Et quand je dis en moi-même :
Où sont ceux que ton coeur aime ?
Je regarde le gazon
.

Lamartine

Elle cherche la tombe de l'homme qui souhaitait se tenir à l'écart tout en faisant scandale. Retour à la terre de celui qui rejetait la terre autrichienne. Bornes de la finitude. Ces tombes évoquent la fragilité du corps, quand elle enlève rituellement les feuilles mortes. Elle arrache les fleurs en plastique, rendant de la vie et du temps à la mort. Le combat de la vie et de la mort c'est la vieillesse. L’œuvre est plus que l'individu qui la porte, plus que l'histoire d'une vie. Peut-être est-ce cela l'anonymat de la tombe de Thomas Bernhard, son refus de faire apparaître son nom sur ses livres, de refuser que l'on parle de lui... qu'on en fasse un écrivain public. Ou encore Belmondo, vieux, marchant difficilement avec une canne qu'elle rencontre incidemment.
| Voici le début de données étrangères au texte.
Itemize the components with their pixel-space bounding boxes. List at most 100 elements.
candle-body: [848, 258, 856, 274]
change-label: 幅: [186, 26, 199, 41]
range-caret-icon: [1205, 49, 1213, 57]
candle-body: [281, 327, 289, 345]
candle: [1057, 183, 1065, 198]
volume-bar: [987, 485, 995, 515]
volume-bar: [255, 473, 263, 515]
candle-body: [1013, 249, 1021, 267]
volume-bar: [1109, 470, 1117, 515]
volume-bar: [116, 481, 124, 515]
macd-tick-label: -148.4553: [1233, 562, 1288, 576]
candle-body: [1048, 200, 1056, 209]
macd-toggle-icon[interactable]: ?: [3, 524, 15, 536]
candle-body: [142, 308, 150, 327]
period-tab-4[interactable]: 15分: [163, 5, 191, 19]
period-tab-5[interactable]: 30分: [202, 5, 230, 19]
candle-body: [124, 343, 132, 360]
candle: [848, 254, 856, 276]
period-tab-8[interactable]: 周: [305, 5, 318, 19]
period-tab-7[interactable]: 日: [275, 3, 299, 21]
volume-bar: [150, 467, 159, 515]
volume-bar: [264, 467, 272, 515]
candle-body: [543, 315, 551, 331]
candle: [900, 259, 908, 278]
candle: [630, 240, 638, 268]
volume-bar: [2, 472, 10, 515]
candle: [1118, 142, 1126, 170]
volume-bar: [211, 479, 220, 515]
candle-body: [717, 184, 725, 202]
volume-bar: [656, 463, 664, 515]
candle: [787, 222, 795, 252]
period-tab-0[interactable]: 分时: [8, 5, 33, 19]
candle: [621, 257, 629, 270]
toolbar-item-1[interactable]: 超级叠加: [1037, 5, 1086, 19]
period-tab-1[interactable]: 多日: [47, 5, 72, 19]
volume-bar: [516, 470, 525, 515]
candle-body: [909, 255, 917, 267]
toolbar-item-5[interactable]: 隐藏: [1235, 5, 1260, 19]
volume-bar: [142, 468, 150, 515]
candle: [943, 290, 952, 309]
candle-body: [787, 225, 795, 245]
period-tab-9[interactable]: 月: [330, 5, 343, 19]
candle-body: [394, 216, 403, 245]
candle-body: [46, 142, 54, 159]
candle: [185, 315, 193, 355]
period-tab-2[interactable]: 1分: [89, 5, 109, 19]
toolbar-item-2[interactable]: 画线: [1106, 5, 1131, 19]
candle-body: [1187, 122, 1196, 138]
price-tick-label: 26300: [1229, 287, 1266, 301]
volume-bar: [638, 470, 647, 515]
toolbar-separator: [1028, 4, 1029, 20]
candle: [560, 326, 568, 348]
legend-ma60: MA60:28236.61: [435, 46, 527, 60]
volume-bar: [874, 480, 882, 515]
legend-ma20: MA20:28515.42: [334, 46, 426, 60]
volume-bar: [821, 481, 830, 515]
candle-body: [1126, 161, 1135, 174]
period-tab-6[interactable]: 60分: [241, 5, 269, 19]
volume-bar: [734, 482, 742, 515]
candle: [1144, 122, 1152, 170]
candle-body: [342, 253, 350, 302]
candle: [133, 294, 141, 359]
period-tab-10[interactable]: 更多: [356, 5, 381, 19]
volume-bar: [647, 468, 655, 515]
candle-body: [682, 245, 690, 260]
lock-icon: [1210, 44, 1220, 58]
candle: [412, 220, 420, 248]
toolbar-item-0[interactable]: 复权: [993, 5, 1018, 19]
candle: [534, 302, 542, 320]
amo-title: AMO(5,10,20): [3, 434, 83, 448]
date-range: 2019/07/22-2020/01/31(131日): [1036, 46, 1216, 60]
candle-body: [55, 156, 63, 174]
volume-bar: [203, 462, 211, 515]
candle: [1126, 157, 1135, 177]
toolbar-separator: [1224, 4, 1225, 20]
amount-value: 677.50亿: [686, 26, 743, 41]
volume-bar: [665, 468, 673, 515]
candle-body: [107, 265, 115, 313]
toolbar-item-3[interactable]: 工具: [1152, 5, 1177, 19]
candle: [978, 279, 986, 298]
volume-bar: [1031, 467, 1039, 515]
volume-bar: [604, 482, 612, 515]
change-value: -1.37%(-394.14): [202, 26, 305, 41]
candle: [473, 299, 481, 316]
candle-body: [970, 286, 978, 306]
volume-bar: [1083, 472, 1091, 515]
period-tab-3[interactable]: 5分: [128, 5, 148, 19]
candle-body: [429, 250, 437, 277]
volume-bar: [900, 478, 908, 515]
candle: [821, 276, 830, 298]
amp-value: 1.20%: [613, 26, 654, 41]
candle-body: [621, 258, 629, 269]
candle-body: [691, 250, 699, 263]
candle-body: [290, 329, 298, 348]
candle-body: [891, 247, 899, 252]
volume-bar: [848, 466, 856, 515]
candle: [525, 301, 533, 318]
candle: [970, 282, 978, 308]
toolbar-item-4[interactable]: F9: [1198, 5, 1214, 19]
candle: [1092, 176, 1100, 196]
Rien à voir avec l'acteur Belmondo, éternellement jeune et sportif. Elle traverse les grandes figures mythifiées de ce siècle. Figures de dérision au moment de la vieillesse pour celui qui n'a pas saisi que l'oeuvre dépasse la vie quotidienne. Ce n'est pas l'homme qui importe. C'est l’œuvre. Gemma Salem prononce son propre éloge funèbre à la fin du livre non sans quelque ironie. On se souviendra de sa vie publique, cette fausse rencontre avec elle. L'intimité à l’œuvre bouleverse, transforme. Qui la rencontrera et saura lire ?

Transformation

Le décor est en place. On est au théâtre ou au concert d'un Lied de Schubert. Quelqu'un sort du tramway. C'est une femme à l'âge avancé qui se dirige vers le cimetière. « Elle » se rend sur la tombe d'un inconnu. « Elle vient pour la visite, là-haut, une courte visite, un acte de présence »   . Vestale du lieu, elle entretient son souvenir. Comme elle est restée fidèle à Schubert, son premier amour. Mais elle n'a pas eu le temps de s'expliquer avec Lui après cette Lettre qu'elle lui adressa. Des scènes défilent. Elle parle et joue le théâtre des souvenirs. Lui refusa de laisser la moindre trace. La trace de l'absence serait la seule marque de son passage s'il devait en rester une.

« Rien de ce que j'ai pu écrire, sous quelle forme que cela ait été rédigé, publié de mon vivant ou qui puisse subsister où que ce soit après ma mort ne doit, pour la durée légale de la propriété littéraire, être représenté, imprimé, ni même seulement faire l'objet d'une lecture publique à l'intérieur des frontières de l'État autrichien, quelle que soit la dénomination que se donne cet État. »  

La tombe est discrète, quasi invisible. Il la voulait anonyme. Elle entretient le lieu et est agacée par le Gouvernement autrichien qui persiste à fleurir la tombe de cet homme qui leur a refusé l'utilisation de ses œuvres. Thomas Bernhard, cet homme auquel la narratrice est attachée, ne cessait d'en découdre avec le gouvernement autrichien, indifférent à la célébrité ou aux risques pris. Son demi-frère a cédé en faisant poser son nom sur ce lieu qui ne devait pas en avoir. C'est pourquoi Gemma Salem raconte, Thomas Bernhard et « Elle », sans jamais le nommer directement. Seule son œuvre le désigne. Il n'est qu'écriture.

« Un écrivain n'a besoin que de sa raison et sa folie, d'un stylo et du papier »

Elle n'est qu'écriture et musique. Elle tait son propre nom. Elle est la visiteuse, la veilleuse.

Au cube de pierre qui a permis le rajout du nom en lettres dorées de Thomas Bernhard, elle préfère « les portes du tabernacle » si difficiles à ouvrir, semblables à l'oeuvre qui résiste.

Peu importe qui fut l'auteur. Sa vie est extérieure à lui, à elle.

« Tant de gens disaient qu'ils avaient perdu quelqu'un »

Les couvertures de ses livres étaient blanches.